Computronium maximizes computing power to the point where we might imagine a Dyson sphere or a Matrioshka brain — a set of concentric Dyson spheres — created to capture usable energy from a star for use in computation. If species take such a route, and if galactic colonization via von Neumann probes could be accomplished in as little as half a million years (a reasonable extrapolation), then is the absence of the computronium ‘wave’ a sign that extraterrestrials aren’t out there? Or is it a sign (as Adam Crowl speculated to me in a recent e-mail) that the wave has already passed; i.e., the notion that we are already living in a simulation gains a delightful speculative force (I don’t believe it for a minute, but then, I’m not much an admirer of the Singularity either).

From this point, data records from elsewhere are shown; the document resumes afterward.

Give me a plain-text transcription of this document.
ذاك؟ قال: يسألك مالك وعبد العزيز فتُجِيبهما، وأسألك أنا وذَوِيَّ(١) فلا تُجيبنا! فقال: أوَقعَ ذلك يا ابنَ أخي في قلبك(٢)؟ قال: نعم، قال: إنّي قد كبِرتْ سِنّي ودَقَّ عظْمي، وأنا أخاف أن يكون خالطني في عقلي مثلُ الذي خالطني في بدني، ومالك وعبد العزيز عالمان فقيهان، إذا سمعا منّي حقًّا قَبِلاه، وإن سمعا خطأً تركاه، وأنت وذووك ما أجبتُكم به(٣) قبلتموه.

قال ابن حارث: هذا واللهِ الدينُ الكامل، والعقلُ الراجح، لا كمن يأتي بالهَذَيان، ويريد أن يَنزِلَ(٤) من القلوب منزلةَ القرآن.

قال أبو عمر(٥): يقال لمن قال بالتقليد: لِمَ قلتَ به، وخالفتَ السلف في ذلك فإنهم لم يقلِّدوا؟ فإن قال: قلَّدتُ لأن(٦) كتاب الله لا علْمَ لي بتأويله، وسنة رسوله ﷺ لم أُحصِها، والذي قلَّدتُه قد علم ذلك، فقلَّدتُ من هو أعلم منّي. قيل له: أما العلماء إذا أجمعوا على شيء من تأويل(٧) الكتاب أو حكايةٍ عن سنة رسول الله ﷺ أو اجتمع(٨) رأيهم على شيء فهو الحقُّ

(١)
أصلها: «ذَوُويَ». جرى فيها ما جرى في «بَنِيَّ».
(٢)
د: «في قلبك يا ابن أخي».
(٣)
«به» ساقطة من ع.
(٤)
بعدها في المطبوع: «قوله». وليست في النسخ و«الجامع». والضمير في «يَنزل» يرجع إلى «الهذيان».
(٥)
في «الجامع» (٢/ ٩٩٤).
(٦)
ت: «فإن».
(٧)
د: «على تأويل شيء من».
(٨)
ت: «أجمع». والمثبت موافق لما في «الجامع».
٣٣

My own thinking on von Neumann probes is that self-replicating technology like this is best used in Dvorsky’s category two, the Bracewell probe. Ronald Bracewell imagined probes set up in an array of communications relays and Dvorsky points to the obvious cultural example in recent times, Sagan’s Contact, where a dormant Bracewell probe awakens in the Vega system and began to transmit to Earth after receiving radio evidence that a technological civilization is nearby. Bracewell probes in our own system? The most encouraging thing that can be said about the search for such is that there is no shortage of places to look. Stable orbits around Jupiter make a certain sense.